De la fréquente Communion.../Partie 1, Chapitre 30

Chez Antoine Vitté (p. 365-368).

Chapitre 30


seconde condition d’un bon directeur, qu’il soit spirituel.

vous desirez outre cela que le directeur soit spirituel ; sans cette condition toute la sagesse du monde n’est que folie, et toute la lumiere de la doctrine n’est qu’un faux brillant qui conduit au precipice : mais aussi cette qualité en enferme tant d’autres ; qu’il n’est peut-estre pas si aisé de la posseder que vous vous l’imaginez : ce que je puis vous faire voir par un discours tiré des enseignemens des peres, si vous tesmoignez le desirer, ou en douter : mais je me contenteray pour cette heure de vous renvoyer au pastoral de S Gregoire Le Grand, et de vous dire qu’un directeur, pour estre spirituel, entre les autres conditions que vous verrez dans ce saint, en doit posseder deux en un degré eminent : la prudence de l’esprit, et cette liberté genereuse, que l’esprit du seigneur inspire à ceux qu’il remplit, ubi spiritus domini ibi libertas, où est l’esprit du seigneur là est la liberté.

Ce sont les deux qualitez que Jesus-Christ a conferées à ses apostres, lors qu’il les a establis pour estre le sel et la lumiere du monde ; afin qu’ainsi que la qualité de lumiere leur donnoit la puissance desclairer les ames, la qualité de sel les rendist fermes et incorruptibles en eux-mesmes, pour empescher la corruption dans les autres.

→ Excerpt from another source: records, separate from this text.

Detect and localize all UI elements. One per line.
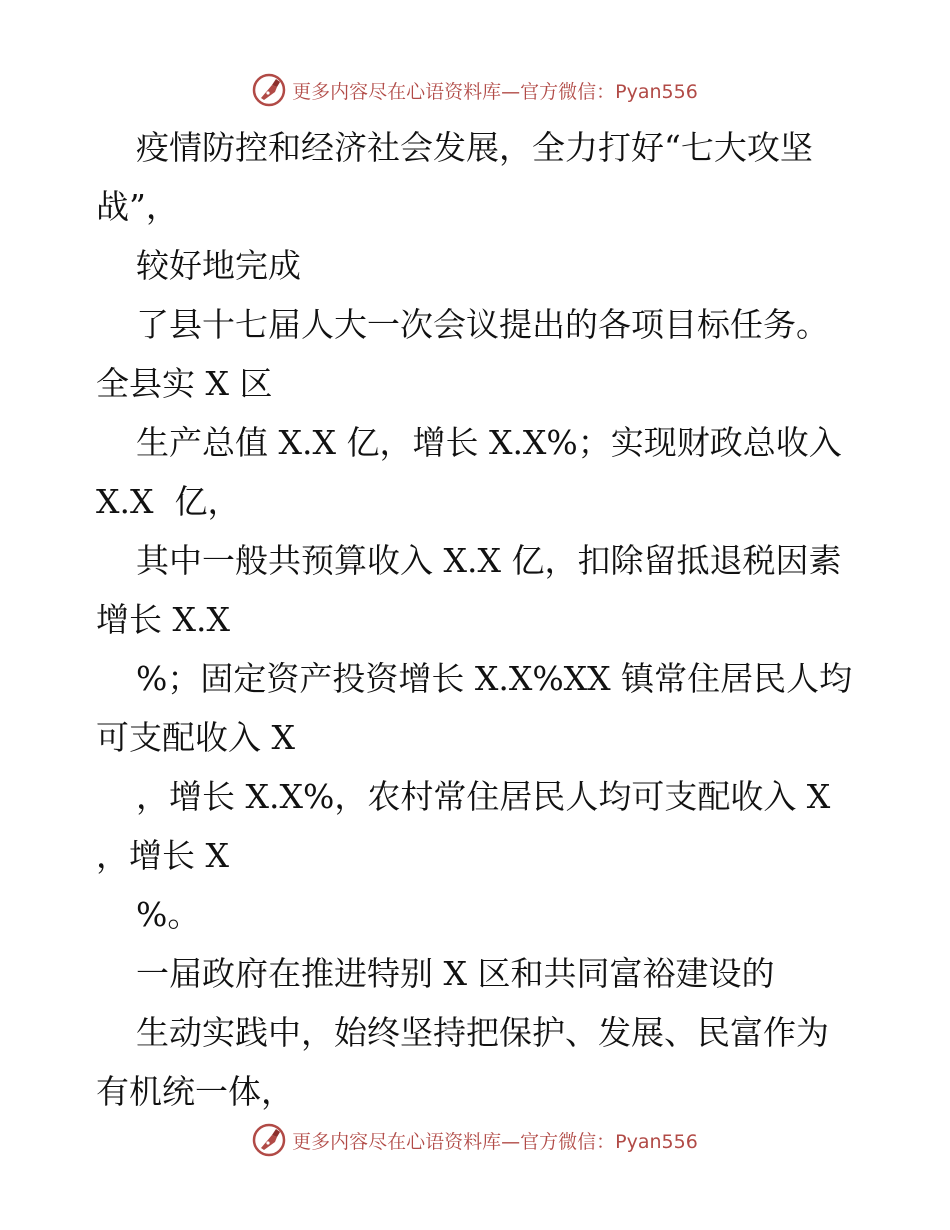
paragraph-7: ，增长 X.X%，农村常住居民人均可支配收入 X ，增长 X: [96, 777, 841, 875]
header-banner-text: 更多内容尽在心语资料库—官方微信：Pyan556: [292, 80, 698, 103]
paragraph-6: %；固定资产投资增长 X.X%XX 镇常住居民人均可支配收入 X: [96, 659, 853, 757]
footer-banner: [0, 1120, 950, 1160]
paragraph-4: 生产总值 X.X 亿，增长 X.X%；实现财政总收入 X.X 亿，: [96, 423, 853, 521]
header-banner: [0, 70, 950, 110]
pen-nib-logo-icon: [252, 73, 286, 107]
paragraph-3: 了县十七届人大一次会议提出的各项目标任务。全县实 X 区: [96, 305, 829, 403]
paragraph-8: %。: [136, 895, 201, 934]
paragraph-10: 生动实践中，始终坚持把保护、发展、民富作为有机统一体，: [96, 1013, 829, 1111]
paragraph-9: 一届政府在推进特别 X 区和共同富裕建设的: [136, 954, 775, 993]
document-body: [96, 118, 856, 1121]
pen-nib-logo-icon: [252, 1123, 286, 1157]
paragraph-2: 较好地完成: [136, 246, 301, 285]
footer-banner-text: 更多内容尽在心语资料库—官方微信：Pyan556: [292, 1130, 698, 1153]
paragraph-1: 疫情防控和经济社会发展，全力打好“七大攻坚战”，: [96, 128, 813, 226]
paragraph-5: 其中一般共预算收入 X.X 亿，扣除留抵退税因素增长 X.X: [96, 541, 842, 639]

Par cette prudence de l’esprit, que Saint Paul oppose tousjours à la prudence de la chair, un directeur veritablement spirituel ne jugera point des choses par les jugemens corrompus des hommes ; mais selon l’advis de l’apostre, il jugera des choses spirituelles par des regles spirituelles, (...). Il ne pesera point la bonté ou la malice des actions dans la balance trompeuse de la coustume , comme Saint Augustin parle : mais dans la balance fidelle des enseignemens divins . Il aura tousjours dans l’esprit l’obligation et la necessité de satisfaire à la justice de Dieu, apres avoir violé l’alliance du baptesme. Il taschera, autant qu’il luy est possible, que l’appareil soit proportionné à la playe, et que la penitence esgalle le crime, selon la doctrine des peres et du concile de Trente. Il pensera souvent, qu’il luy a esté ordonné de ne point donner le saint aux chiens, et de ne jetter point les diamans aux pourceaux : c’est à dire, comme Saint Ambroise l’explique, (...), comme le clergé de Rome escrit à Saint Cyprien. Il jugera des arbres plûtost par les fruits, que par les feüilles, selon le precepte de l’evangile : c’est à dire, il examinera la disposition des ames plûtost par les actions que par les paroles. Et enfin, il fera bien entendre aux pecheurs qui se veulent convertir, que ce n’est pas assez de recourir aux prestres, et aux sacremens, comme les pharisiens et les saduceens, qui estoient les plus excellens, et les plus vertueux des juifs, recouroient au baptesme de Saint Jean : mais qu’il faut faire des fruits dignes de penitence , ainsi que le Saint Esprit a dit par la bouche de ce precurseur de Jesus-Christ : c’est à dire, comme l’expliquent les peres, protester par des actions visibles et publiques, qu’on se repent vrayement de sa vie passée : et qu’ainsi que ce n’est pas assez aux pecheurs, pour avoir la remission de leurs pechez, de faire des fruits dignes de penitence, s’ils ne recourent aux prestres pour estre absous de leurs pechez, apres s’y estre bien preparez : de mesme les prestres ne sont jamais bien asseurez, autant qu’on le peut estre en ce monde, de la bonne disposition, et de la penitence interieure de ceux qui viennent à eux, que lors qu’ils voyent les fruits, et les œuvres de leur penitence.

la liberté de l’esprit de Dieu qui accompagnera cette prudence, l’empeschera d’estre esclave d’aucune pretention du monde : elle l’élevera au dessus de toutes les choses de la terre, pour ne s’attacher qu’à celles du ciel. Elle l’exemptera de la servitude des creatures, pour ne servir que Dieu seul. Elle luy fera considerer ce que Saint Chrysostome dit, touchant les apostres, qu’ils ont esté les docteurs de toute la terre, (...). Elle luy representera dans les persecutions qui pourront s’élever contre luy, (...).